By Alisa DiCaprio, Head of Trade and Supply Chain at R3
Trade finance is going through a period of unprecedented evolution. Once an industry notorious for its stubbornness in the face of change, new and innovative digital technologies have now matured to the point where they are finally transforming it into a more streamlined and cost-effective place to do business for all participants.
Some of trade's biggest operational challenges – like incorrect documentation and KYC, non-interoperable systems, poor visibility, manual reconciliation – are now being addressed and overcome by forward-thinking digital solutions.
Enterprise blockchain is perhaps the most promising – and appropriate – technology to emerge for this sector. Trade is inherently a decentralised system. The industry is heavily intermediated – predominantly by banks that help to facilitate transactions and provide the financing behind them, but also by insurers, customs officials and other market participants. Over and over again firms have tried to apply centralised solutions to this decentralised system, which of course has never really worked.
The decentralised nature of blockchain makes it a perfect fit for trade finance. For the first time the entire industry is getting behind a technology and moving it into real world deployment at record pace.
Meanwhile, regulators are working with technology providers to understand how to audit and gain insight into the transactions taking place on these new blockchain-based platforms, and ensuring suitable laws are in place, including those relating to electronic documentation and electronic signatures.
The architecture underpinning the entire ecosystem of trade is undergoing complete digital transformation – but how are participants benefiting from this change?
Many of the processes and technologies underpinning trade finance have not been modernised in decades. The result is that those transactions continue to rely on paper-heavy processing, unsuitable for the current digital age. Traditional technology required corporates to log into multiple portals and juggle relationships and documentation for each shipment.
These inefficiencies in trade finance mean that nearly USD $1.5 trillion of demand for trade finance is rejected by banks, according to the Asian Development Bank (ADB), with 60% of banks expecting this figure to increase over the next two years. Developing markets that rely heavily on access to trade can be severely hindered through these outdated processes.
In addition, businesses all over the world must navigate the growing threat of cyber-attacks, changing regulations, and ever-changing sanctions lists. Despite this complexity, cumbersome and time-consuming paper-based exchanges are still commonplace.
Take, for example, invoice financing. While a common activity, managing invoice payments and terms can be slow and inefficient for companies and their trading partners. They must navigate different currencies and jurisdictions, each with unique requirements in terms of contract terms and payments.
By digitising these manual processes and superseding ageing legacy systems, a technology such as blockchain has a real impact on reducing the costs, risks and delays to participants involved in trade finance.

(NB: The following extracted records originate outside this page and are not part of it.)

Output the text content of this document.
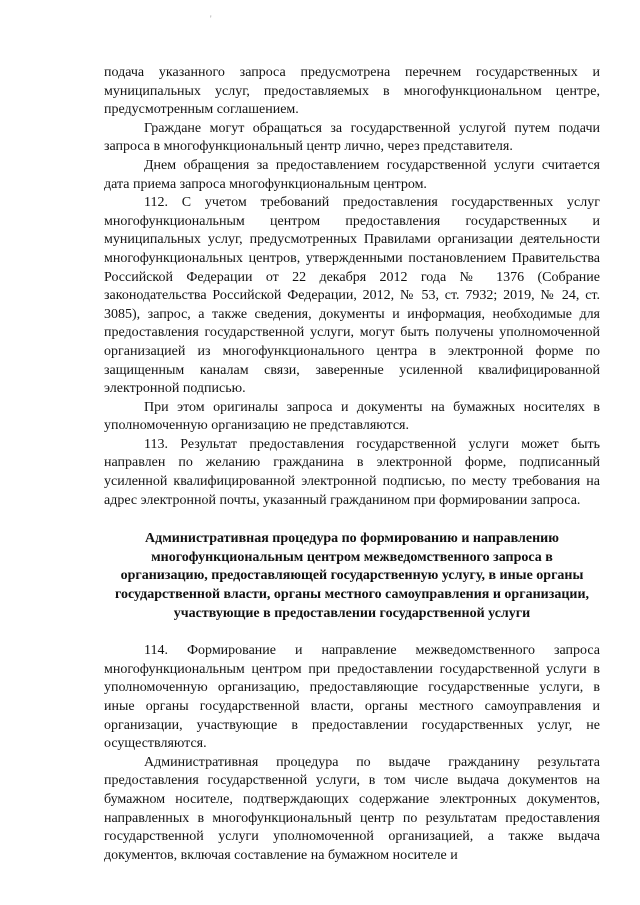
'

подача указанного запроса предусмотрена перечнем государственных и муниципальных услуг, предоставляемых в многофункциональном центре, предусмотренным соглашением.

Граждане могут обращаться за государственной услугой путем подачи запроса в многофункциональный центр лично, через представителя.

Днем обращения за предоставлением государственной услуги считается дата приема запроса многофункциональным центром.

112. С учетом требований предоставления государственных услуг многофункциональным центром предоставления государственных и муниципальных услуг, предусмотренных Правилами организации деятельности многофункциональных центров, утвержденными постановлением Правительства Российской Федерации от 22 декабря 2012 года № 1376 (Собрание законодательства Российской Федерации, 2012, № 53, ст. 7932; 2019, № 24, ст. 3085), запрос, а также сведения, документы и информация, необходимые для предоставления государственной услуги, могут быть получены уполномоченной организацией из многофункционального центра в электронной форме по защищенным каналам связи, заверенные усиленной квалифицированной электронной подписью.

При этом оригиналы запроса и документы на бумажных носителях в уполномоченную организацию не представляются.

113. Результат предоставления государственной услуги может быть направлен по желанию гражданина в электронной форме, подписанный усиленной квалифицированной электронной подписью, по месту требования на адрес электронной почты, указанный гражданином при формировании запроса.

Административная процедура по формированию и направлению многофункциональным центром межведомственного запроса в организацию, предоставляющей государственную услугу, в иные органы государственной власти, органы местного самоуправления и организации, участвующие в предоставлении государственной услуги

114. Формирование и направление межведомственного запроса многофункциональным центром при предоставлении государственной услуги в уполномоченную организацию, предоставляющие государственные услуги, в иные органы государственной власти, органы местного самоуправления и организации, участвующие в предоставлении государственных услуг, не осуществляются.

Административная процедура по выдаче гражданину результата предоставления государственной услуги, в том числе выдача документов на бумажном носителе, подтверждающих содержание электронных документов, направленных в многофункциональный центр по результатам предоставления государственной услуги уполномоченной организацией, а также выдача документов, включая составление на бумажном носителе и
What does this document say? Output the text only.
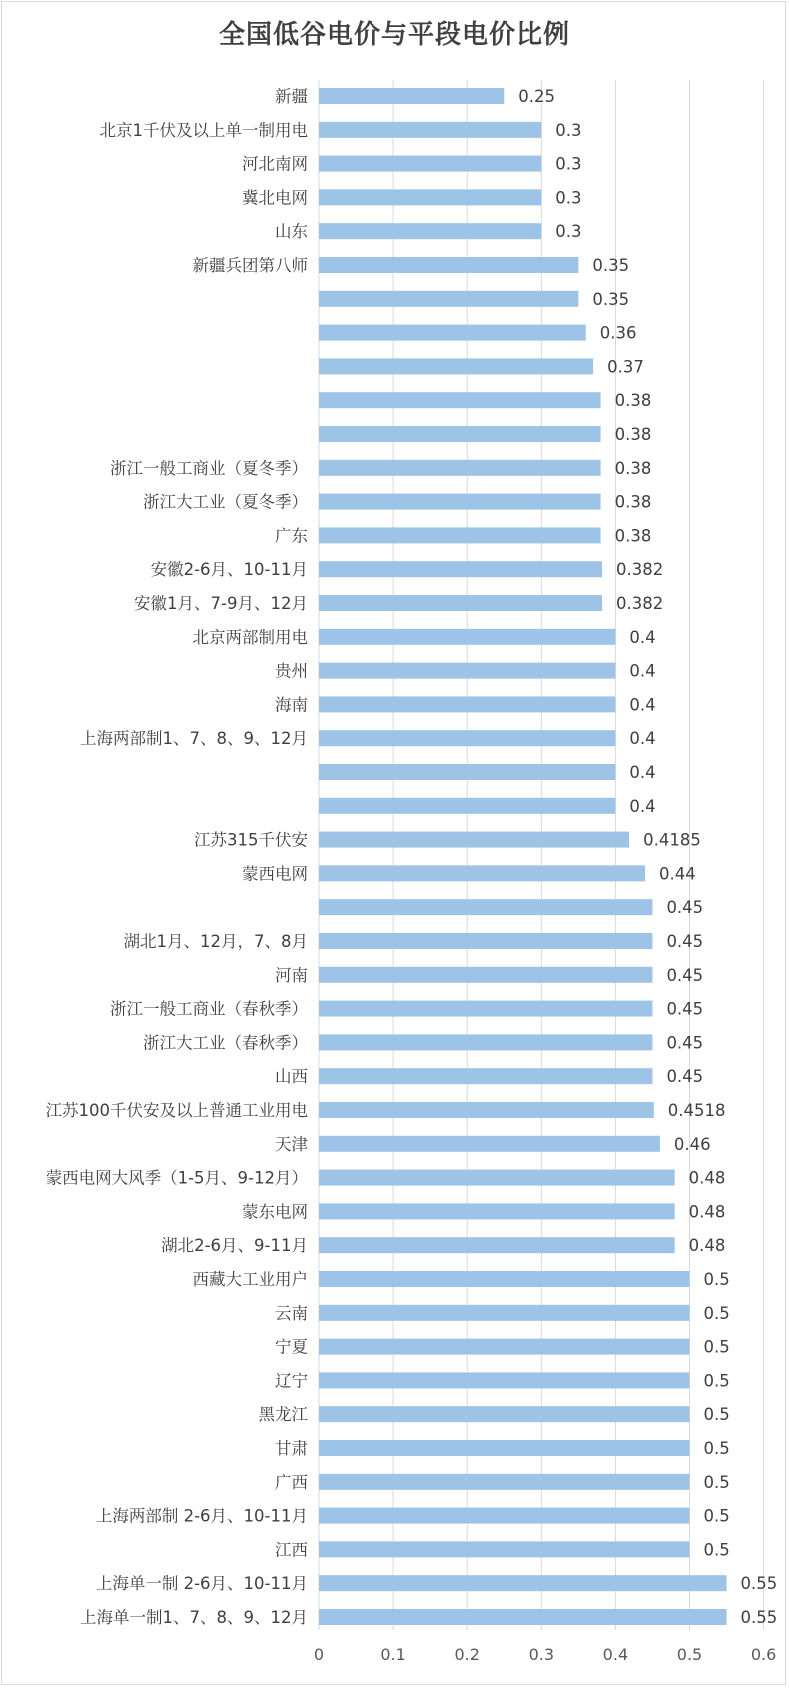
全国低谷电价与平段电价比例
0	0.1	0.2	0.3	0.4	0.5	0.6
新疆	0.25
北京1千伏及以上单一制用电	0.3
河北南网	0.3
冀北电网	0.3
山东	0.3
新疆兵团第八师	0.35
0.35
0.36
0.37
0.38
0.38
浙江一般工商业（夏冬季）	0.38
浙江大工业（夏冬季）	0.38
广东	0.38
安徽2-6月、10-11月	0.382
安徽1月、7-9月、12月	0.382
北京两部制用电	0.4
贵州	0.4
海南	0.4
上海两部制1、7、8、9、12月	0.4
0.4
0.4
江苏315千伏安	0.4185
蒙西电网	0.44
0.45
湖北1月、12月，7、8月	0.45
河南	0.45
浙江一般工商业（春秋季）	0.45
浙江大工业（春秋季）	0.45
山西	0.45
江苏100千伏安及以上普通工业用电	0.4518
天津	0.46
蒙西电网大风季（1-5月、9-12月）	0.48
蒙东电网	0.48
湖北2-6月、9-11月	0.48
西藏大工业用户	0.5
云南	0.5
宁夏	0.5
辽宁	0.5
黑龙江	0.5
甘肃	0.5
广西	0.5
上海两部制 2-6月、10-11月	0.5
江西	0.5
上海单一制 2-6月、10-11月	0.55
上海单一制1、7、8、9、12月	0.55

If applied effectively, the technology has the potential to unlock the potential $1.5 trillion opportunity in global trade finance. Companies of all sizes will benefit from better visibility into trading relationships and easier access to financing options, beyond point-to-point relationships, to a global network of trading parties.
A decentralised, global network
Blockchain's integration across the financial services ecosystem has delivered some encouraging results so far. While the rollout has been more gradual than some of the more over-enthusiastic predictions, many see it as a brilliant innovation capable of remedying a lot of the operational pain-points perturbing financial services. As such, there is growing debate about how blockchain can provide decentralised solutions to solve many of the problems facing trade financing.
One such solution is real-time visibility, which is available via permissioned access to authorised network users, and gives buyers and sellers unprecedented transparency into the status of their transactions.
This single source of truth and use of smart contracts could remove a number of inefficiencies in the paper-heavy processes that exist in trade finance, such as negotiations of letters of credit. In addition, settlement finality removes the need for intermediaries to perform reconciliations. All of these applications could streamline the entire process.
Achieving the network effect
In order to move towards a truly digitised and connected ecosystem for trade finance, mass adoption on a global scale is essential. This elusive network effect can only be achieved if technology players prioritise forward-thinking and inclusive integration solutions that lower the barriers to entry for all types of companies involved in the trading process.
If only a handful of firms adopt a blockchain solution for invoice financing, for example, the solution is useless if one company needs to trade with another that is outside this circle of early adopters. All the other benefits of blockchain such as speed, efficiency and lower costs mean nothing if you cannot use the platform to connect with the necessary counterparties.
Like any piece of enterprise technology, blockchain will be most useful when used in conjunction with existing systems. The reality is that most businesses are not full digitally native and so will continue to rely on legacy systems – all to different extents – in the near future.
The key to unlocking blockchain's true potential, therefore, is not to try and oust these but to make sure the technology fits into the right places, with minimal cost and disruption to a firm's day-to-day business. Put simply, integration holds the single most important key to rewiring the $8 trillion global trade finance market.
As Head of Trade and Supply Chain at R3, Alisa is responsible for trade strategy, standards and governance design. Alisa was previously a senior economist at the Asian Development Bank and holds a PhD from MIT.